Why Barter under Batch Auctions is a Milestone for the DEX Era
The reason is simple. If we look back at the history of money, coinage rights were initially private. According to Debt: The First 5,000 Years, debts could be personal. Even in modern times, as detailed in A Monetary History of the United States, 1867-1960, private individuals once minted silver coins.
However, today, all credit is issued by the Federal Reserve. Even Bitcoin is priced in dollars, which is unfortunate for the times. The dollar has overshadowed the brilliance of cryptocurrencies. Barter trade offers an opportunity to reclaim this position, marking the significance of the barter revival era.
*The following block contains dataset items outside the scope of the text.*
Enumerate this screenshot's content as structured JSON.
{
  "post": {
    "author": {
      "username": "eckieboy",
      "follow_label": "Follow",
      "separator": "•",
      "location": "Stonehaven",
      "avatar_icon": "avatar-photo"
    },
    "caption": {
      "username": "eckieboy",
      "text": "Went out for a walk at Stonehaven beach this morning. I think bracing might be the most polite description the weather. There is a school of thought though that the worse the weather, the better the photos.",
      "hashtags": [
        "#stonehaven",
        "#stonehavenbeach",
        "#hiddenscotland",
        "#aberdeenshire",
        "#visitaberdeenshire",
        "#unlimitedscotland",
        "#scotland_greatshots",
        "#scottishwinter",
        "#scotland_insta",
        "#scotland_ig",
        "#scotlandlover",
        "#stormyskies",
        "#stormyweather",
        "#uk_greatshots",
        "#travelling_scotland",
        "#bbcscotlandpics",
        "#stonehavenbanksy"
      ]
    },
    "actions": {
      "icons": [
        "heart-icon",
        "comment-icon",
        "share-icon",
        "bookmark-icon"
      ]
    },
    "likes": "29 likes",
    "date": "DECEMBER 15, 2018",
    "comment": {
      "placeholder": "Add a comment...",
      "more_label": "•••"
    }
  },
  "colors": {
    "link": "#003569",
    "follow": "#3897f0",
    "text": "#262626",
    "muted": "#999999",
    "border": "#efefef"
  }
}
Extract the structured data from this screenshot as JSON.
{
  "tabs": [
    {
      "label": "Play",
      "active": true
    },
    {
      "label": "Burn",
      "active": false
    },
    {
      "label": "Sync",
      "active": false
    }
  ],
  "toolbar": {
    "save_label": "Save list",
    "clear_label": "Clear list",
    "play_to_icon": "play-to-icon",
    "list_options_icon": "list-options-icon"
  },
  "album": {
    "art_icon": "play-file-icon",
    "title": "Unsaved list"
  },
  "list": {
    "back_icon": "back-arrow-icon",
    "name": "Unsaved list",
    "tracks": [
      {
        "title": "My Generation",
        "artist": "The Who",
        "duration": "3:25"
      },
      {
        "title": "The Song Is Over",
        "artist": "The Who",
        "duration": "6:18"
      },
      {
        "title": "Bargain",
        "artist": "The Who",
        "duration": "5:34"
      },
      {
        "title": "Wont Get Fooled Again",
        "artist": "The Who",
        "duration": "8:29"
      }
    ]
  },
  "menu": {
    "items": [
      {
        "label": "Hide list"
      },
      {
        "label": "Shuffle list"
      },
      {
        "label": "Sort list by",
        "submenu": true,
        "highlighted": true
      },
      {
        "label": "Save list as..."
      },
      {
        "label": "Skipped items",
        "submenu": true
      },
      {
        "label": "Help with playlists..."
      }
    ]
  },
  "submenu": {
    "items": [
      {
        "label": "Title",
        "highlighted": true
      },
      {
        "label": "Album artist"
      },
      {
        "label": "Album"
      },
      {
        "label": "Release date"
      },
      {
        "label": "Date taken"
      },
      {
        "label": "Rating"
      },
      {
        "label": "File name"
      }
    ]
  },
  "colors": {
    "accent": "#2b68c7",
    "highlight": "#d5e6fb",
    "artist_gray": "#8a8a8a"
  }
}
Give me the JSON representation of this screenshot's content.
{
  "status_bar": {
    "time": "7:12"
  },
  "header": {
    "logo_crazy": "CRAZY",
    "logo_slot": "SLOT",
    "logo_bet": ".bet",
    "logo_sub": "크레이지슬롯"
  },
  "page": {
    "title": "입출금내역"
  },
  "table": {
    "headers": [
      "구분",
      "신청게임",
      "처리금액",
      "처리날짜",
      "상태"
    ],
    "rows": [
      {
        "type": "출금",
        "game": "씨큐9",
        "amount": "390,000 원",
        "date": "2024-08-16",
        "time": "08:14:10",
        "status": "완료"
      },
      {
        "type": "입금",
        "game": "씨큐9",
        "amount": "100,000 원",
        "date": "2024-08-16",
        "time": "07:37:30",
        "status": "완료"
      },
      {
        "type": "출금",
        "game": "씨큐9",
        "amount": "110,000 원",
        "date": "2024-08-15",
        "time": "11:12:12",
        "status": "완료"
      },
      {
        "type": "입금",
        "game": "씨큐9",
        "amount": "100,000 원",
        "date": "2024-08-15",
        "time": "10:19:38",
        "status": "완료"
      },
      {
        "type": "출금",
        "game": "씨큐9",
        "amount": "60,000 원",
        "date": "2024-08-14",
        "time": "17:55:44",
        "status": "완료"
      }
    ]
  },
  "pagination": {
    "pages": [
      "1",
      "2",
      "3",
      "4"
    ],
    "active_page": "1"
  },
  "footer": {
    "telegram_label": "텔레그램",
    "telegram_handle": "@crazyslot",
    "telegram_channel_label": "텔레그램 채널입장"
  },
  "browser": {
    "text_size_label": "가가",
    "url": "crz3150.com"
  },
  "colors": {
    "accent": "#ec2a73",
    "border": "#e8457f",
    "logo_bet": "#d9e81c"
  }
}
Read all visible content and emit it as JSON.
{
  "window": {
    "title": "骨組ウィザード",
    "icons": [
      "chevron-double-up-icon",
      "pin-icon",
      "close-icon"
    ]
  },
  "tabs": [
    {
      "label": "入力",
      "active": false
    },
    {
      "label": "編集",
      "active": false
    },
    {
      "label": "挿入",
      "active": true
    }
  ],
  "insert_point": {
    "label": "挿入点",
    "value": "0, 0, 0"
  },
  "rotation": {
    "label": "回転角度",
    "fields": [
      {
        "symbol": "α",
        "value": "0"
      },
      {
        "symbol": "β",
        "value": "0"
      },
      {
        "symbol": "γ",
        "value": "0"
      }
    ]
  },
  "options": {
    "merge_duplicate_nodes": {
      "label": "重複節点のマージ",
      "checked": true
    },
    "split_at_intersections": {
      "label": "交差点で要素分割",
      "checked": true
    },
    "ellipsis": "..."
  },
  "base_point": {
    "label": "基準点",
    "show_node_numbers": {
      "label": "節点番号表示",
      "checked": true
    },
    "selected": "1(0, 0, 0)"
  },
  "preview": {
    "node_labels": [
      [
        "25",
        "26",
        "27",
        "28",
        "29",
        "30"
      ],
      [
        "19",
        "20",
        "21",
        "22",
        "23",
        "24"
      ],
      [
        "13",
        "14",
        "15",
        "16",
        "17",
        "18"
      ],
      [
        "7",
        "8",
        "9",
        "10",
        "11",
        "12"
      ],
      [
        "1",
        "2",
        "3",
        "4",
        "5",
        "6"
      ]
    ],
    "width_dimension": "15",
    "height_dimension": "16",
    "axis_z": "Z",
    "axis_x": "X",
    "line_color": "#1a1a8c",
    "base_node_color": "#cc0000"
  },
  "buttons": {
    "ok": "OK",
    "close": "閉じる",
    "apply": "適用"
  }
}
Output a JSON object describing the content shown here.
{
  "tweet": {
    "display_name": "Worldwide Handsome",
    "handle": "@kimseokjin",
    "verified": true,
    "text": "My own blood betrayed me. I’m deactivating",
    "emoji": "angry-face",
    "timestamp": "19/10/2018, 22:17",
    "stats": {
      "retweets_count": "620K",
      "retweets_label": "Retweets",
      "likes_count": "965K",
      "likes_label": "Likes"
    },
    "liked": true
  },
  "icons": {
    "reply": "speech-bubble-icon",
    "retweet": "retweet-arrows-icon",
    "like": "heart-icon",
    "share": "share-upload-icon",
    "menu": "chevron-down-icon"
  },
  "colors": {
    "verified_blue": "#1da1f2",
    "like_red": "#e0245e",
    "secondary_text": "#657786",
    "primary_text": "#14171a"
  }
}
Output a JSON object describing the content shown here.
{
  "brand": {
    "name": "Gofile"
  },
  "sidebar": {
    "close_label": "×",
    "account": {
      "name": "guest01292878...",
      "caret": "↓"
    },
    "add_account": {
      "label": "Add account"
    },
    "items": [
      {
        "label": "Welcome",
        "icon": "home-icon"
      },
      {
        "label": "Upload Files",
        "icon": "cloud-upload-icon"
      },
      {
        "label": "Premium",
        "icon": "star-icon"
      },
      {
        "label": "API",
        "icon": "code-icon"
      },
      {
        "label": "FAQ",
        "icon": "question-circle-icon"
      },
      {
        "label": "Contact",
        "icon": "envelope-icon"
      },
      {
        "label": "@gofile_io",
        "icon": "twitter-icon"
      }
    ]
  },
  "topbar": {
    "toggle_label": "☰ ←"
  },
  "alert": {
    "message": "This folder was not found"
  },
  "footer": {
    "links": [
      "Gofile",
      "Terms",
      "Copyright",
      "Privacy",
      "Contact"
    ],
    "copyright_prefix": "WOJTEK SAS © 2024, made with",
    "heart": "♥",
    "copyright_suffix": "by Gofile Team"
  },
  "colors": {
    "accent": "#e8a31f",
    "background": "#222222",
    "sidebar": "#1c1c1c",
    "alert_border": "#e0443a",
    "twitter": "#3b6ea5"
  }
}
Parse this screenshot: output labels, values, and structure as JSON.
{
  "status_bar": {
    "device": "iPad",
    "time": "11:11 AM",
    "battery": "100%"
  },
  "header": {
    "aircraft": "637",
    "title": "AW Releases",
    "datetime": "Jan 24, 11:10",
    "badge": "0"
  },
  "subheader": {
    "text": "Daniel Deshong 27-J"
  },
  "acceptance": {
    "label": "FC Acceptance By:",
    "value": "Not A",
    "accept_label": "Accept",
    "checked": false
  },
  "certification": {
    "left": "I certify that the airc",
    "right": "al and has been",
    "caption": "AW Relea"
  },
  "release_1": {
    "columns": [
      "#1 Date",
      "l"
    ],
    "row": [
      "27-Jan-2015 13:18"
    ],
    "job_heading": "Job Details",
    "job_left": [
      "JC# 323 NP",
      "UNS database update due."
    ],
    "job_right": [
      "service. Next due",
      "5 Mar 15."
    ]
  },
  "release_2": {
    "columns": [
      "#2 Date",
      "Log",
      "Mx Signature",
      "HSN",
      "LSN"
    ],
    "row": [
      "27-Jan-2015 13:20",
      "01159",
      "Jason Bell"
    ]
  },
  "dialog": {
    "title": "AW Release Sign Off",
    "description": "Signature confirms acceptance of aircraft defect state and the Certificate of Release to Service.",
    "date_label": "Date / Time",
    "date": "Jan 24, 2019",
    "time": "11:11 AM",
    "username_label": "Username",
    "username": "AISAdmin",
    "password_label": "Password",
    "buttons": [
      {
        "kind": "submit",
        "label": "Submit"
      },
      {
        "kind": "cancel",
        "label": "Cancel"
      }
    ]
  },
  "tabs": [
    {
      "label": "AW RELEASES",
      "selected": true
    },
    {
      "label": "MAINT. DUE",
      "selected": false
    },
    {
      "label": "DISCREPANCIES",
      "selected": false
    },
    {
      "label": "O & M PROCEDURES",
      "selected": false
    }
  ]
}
The development of decentralized exchanges (DEXs) gives us confidence that we can ultimately surpass centralized exchanges (CEXs). In the last DeFi summer, it was widely believed that DEXs would surpass CEXs in due time.
How many people hold this belief today? If we study the development of DEXs, the introduction of batch auctions is no coincidence. It is a deliberate step toward solving liquidity problems and a stage achievement of continuous technological iteration by DEXs. DEXs have evolved from merely having liquidity pools to a comprehensive liquidity system with different participant roles, specialized components, and permissionless composability.
This progress is achieved through the efforts of predecessors. By relaxing time constraints and creating conditions differentiated from centralized exchanges, we see more possibilities. It even restores my confidence in DEXs surpassing CEXs.
A business cycle has passed, and while the giants of DeFi remain outwardly unchanged, they have undergone internal transformation. Batch auctions are a significant milestone, as important as the invention of liquidity pools. I believe they can achieve the dream of DEXs surpassing CEXs. When barter becomes the primary trading mode again, we can reclaim control of our market rhythm.
4. Conclusion
In discussions about the future with many industry leaders, I found a general sense of confusion and a lack of confidence due to the market’s neglect of technology.
Think about it: when did the industry’s development become defined by speculators’ wallets?
Decentralized exchanges (DEXs) are just a small part of the vast DeFi industry. If we observe closely, we will find significant and exciting progress in DeFi and other fields. As long as technology continues to advance and develop without stopping, what is there to worry about? Dreams will certainly come true.